For protein extraction, frozen scaffolds were mechanically disrupted with pestles in 300 µL cold RIPA buffer with cOmplete™ Protease Inhibitor Cocktail (Roche) and sonicated for 1.5 min (30 s ON and OFF cycles, 40% amplitude). Then, 700 µL of RIPA buffer were added, and samples were incubated for 1 h at 4 °C and centrifuged for 20 min at 4 °C for supernatant collection. Total protein was quantified using Pierce™ BCA Protein Assay Kit (Thermo Scientific) following manufacturer’s instructions. For cytokine quantitation, protein extracts and serum samples from animals were processed as previously described using a BD™ CBA Mouse Inflammation Kit (BD Biosciences) and measured by fluorescence activated cell sorting (FACS)68.

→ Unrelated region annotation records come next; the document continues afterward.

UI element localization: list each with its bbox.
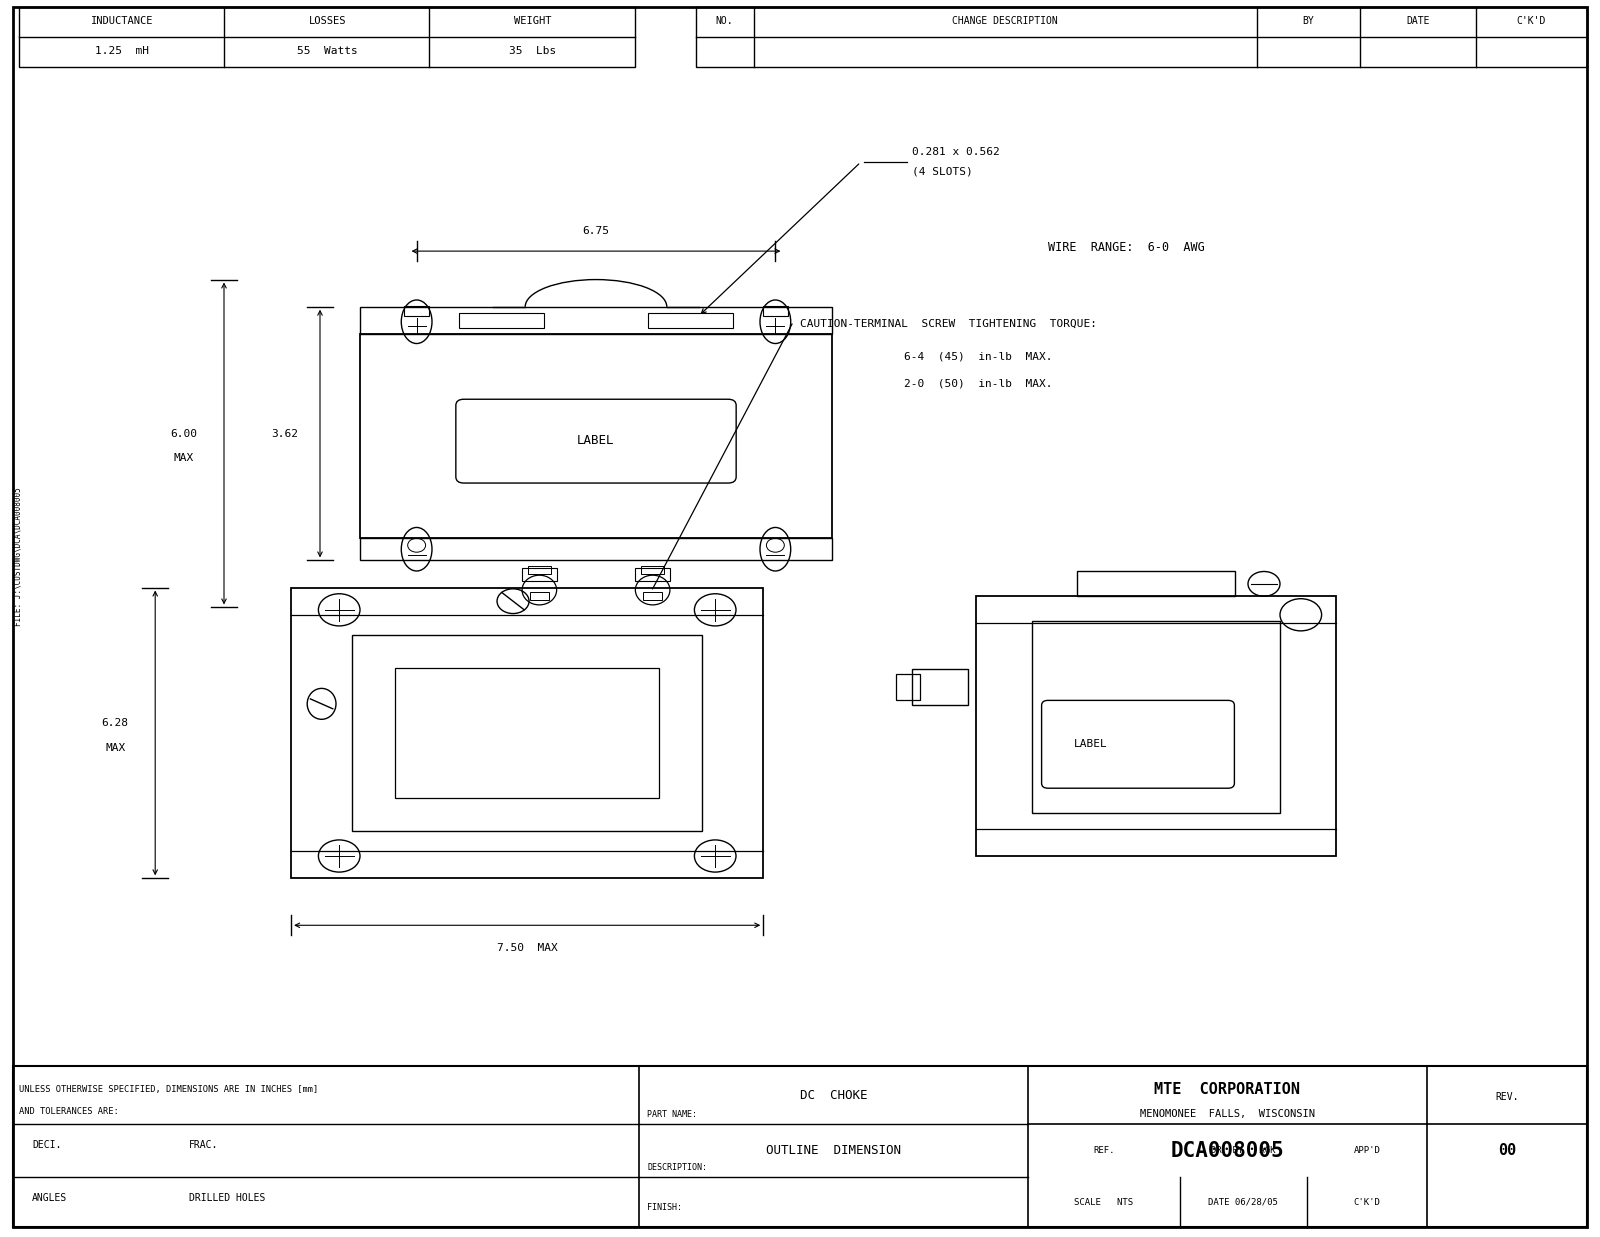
Text: UNLESS OTHERWISE SPECIFIED, DIMENSIONS ARE IN INCHES [mm]: UNLESS OTHERWISE SPECIFIED, DIMENSIONS A… <box>19 1085 318 1094</box>
Text: FINISH:: FINISH: <box>648 1204 683 1212</box>
Bar <box>976 596 1336 856</box>
Bar <box>763 306 789 315</box>
Text: 55  Watts: 55 Watts <box>298 46 357 56</box>
Text: C'K'D: C'K'D <box>1354 1197 1381 1206</box>
Bar <box>1077 571 1235 596</box>
Text: NO.: NO. <box>715 16 733 26</box>
Bar <box>648 313 733 328</box>
Text: REF.: REF. <box>1093 1147 1115 1155</box>
Text: WIRE  RANGE:  6-0  AWG: WIRE RANGE: 6-0 AWG <box>1048 241 1205 254</box>
Text: DRILLED HOLES: DRILLED HOLES <box>189 1194 266 1204</box>
Text: C'K'D: C'K'D <box>1517 16 1546 26</box>
Bar <box>352 635 702 831</box>
Bar <box>696 7 1587 67</box>
Text: DESCRIPTION:: DESCRIPTION: <box>648 1163 707 1171</box>
Text: MTE  CORPORATION: MTE CORPORATION <box>1155 1081 1301 1096</box>
Text: AND TOLERANCES ARE:: AND TOLERANCES ARE: <box>19 1107 118 1116</box>
Text: FILE: J:\CUSTDWG\DCA\DCA008005: FILE: J:\CUSTDWG\DCA\DCA008005 <box>13 487 22 626</box>
Text: 6.28: 6.28 <box>102 717 128 729</box>
Text: DECI.: DECI. <box>32 1139 61 1149</box>
Text: SCALE   NTS: SCALE NTS <box>1075 1197 1133 1206</box>
Bar <box>530 591 549 600</box>
Text: LABEL: LABEL <box>1074 740 1109 750</box>
Text: 1.25  mH: 1.25 mH <box>94 46 149 56</box>
Bar <box>643 591 662 600</box>
Bar <box>912 669 968 705</box>
Text: CAUTION-TERMINAL  SCREW  TIGHTENING  TORQUE:: CAUTION-TERMINAL SCREW TIGHTENING TORQUE… <box>800 319 1098 329</box>
Bar <box>1032 621 1280 813</box>
Text: 0.281 x 0.562: 0.281 x 0.562 <box>912 147 1000 157</box>
Text: DR  BY   AGK: DR BY AGK <box>1211 1147 1275 1155</box>
Text: CHANGE DESCRIPTION: CHANGE DESCRIPTION <box>952 16 1058 26</box>
Bar <box>635 568 670 581</box>
Text: DCA008005: DCA008005 <box>1171 1141 1285 1160</box>
Bar <box>19 7 635 67</box>
Text: 00: 00 <box>1498 1143 1517 1158</box>
Text: APP'D: APP'D <box>1354 1147 1381 1155</box>
Text: LOSSES: LOSSES <box>309 16 346 26</box>
Bar <box>459 313 544 328</box>
Text: BY: BY <box>1302 16 1314 26</box>
Bar <box>360 334 832 538</box>
Text: 6-4  (45)  in-lb  MAX.: 6-4 (45) in-lb MAX. <box>904 351 1053 361</box>
Bar <box>642 567 664 574</box>
Text: (4 SLOTS): (4 SLOTS) <box>912 167 973 177</box>
Text: REV.: REV. <box>1494 1092 1518 1102</box>
Bar <box>395 668 659 798</box>
Text: DATE 06/28/05: DATE 06/28/05 <box>1208 1197 1278 1206</box>
Bar <box>522 568 557 581</box>
Text: FRAC.: FRAC. <box>189 1139 218 1149</box>
Text: MENOMONEE  FALLS,  WISCONSIN: MENOMONEE FALLS, WISCONSIN <box>1139 1108 1315 1118</box>
Text: PART NAME:: PART NAME: <box>648 1110 698 1118</box>
Bar <box>13 1066 1587 1227</box>
Text: 35  Lbs: 35 Lbs <box>509 46 555 56</box>
Text: INDUCTANCE: INDUCTANCE <box>91 16 154 26</box>
Bar <box>360 538 832 560</box>
Bar <box>291 588 763 878</box>
Bar <box>403 306 429 315</box>
Text: MAX: MAX <box>174 453 194 464</box>
Text: WEIGHT: WEIGHT <box>514 16 550 26</box>
Text: 7.50  MAX: 7.50 MAX <box>498 943 557 952</box>
Text: ANGLES: ANGLES <box>32 1194 67 1204</box>
Text: DC  CHOKE: DC CHOKE <box>800 1089 867 1102</box>
Text: OUTLINE  DIMENSION: OUTLINE DIMENSION <box>766 1144 901 1158</box>
Text: 2-0  (50)  in-lb  MAX.: 2-0 (50) in-lb MAX. <box>904 379 1053 388</box>
Text: 6.00: 6.00 <box>171 428 197 439</box>
Text: LABEL: LABEL <box>578 434 614 447</box>
Text: 3.62: 3.62 <box>272 428 298 439</box>
Text: DATE: DATE <box>1406 16 1430 26</box>
Bar <box>360 307 832 334</box>
Text: MAX: MAX <box>106 742 125 753</box>
Bar <box>896 674 920 700</box>
Text: 6.75: 6.75 <box>582 226 610 236</box>
Bar <box>528 567 550 574</box>
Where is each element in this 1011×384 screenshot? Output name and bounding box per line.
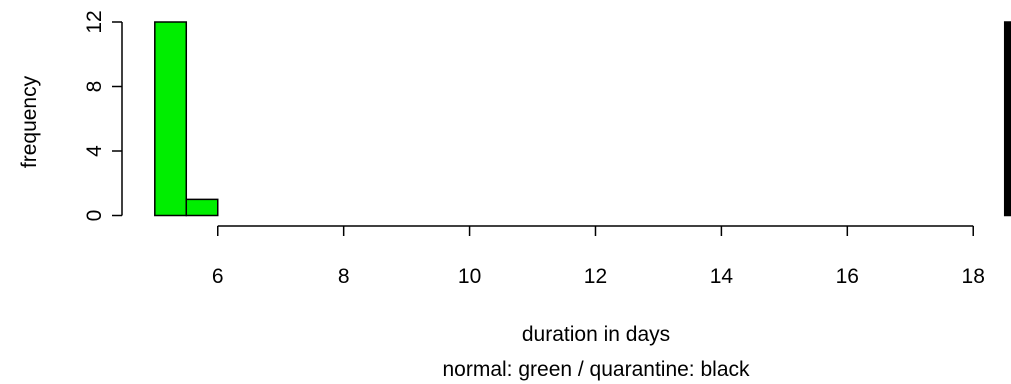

Histology and immunohistochemistry

Samples of the scaffolds were fixed in 4% paraformaldehyde for 24 h and stored at 4 °C in 70% ethanol, dehydrated, and embedded in Paraplast (Leica Biosystems). For morphological analysis, 5 μm sections were stained with Hematoxylin–Eosin (H&E) and Masson’s trichrome. Stained tissue sections were scanned at × 40 equivalent resolution using a slide scanner Aperio Versa (Leica Biosystems) and images were captured with Aperio ImageScope 12.4.6 software. Immunohistochemistry was performed according to previously published protocols69 using rabbit polyclonal anti-CD31 (PA5-16301 Invitrogen), 1:50 dilution; rabbit polyclonal anti-α-SMA (ab5694 Abcam), 1:1000 dilution; rabbit monoclonal anti-ki67 (MA5-14520 Invitrogen), 1:50 dilution. Bacterial visualization was performed using rabbit polyclonal anti-Pseudomonas (Abcam ab68538), 1:1000 dilution; rabbit polyclonal anti-Staphylococcus (Abcam ab20920), 1:1000 dilution; and rabbit polyclonal anti-Enterococcus (Abcam ab19980), 1:1000 dilution.

Statistical analysis

All experiments were repeated in at least three independent assays, and data was expressed as mean ± SD or individual values accordingly. One-way or two-way analysis of variance (ANOVA) were used to evaluate one, two or more effects, using Tukey’s posterior or Sidak’s multiple comparison, to compare differences between groups. Unpaired t-test was used to compare differences between two groups. Differences were considered significant when p ≤ 0.05. Electronic laboratory notebook platform was not used.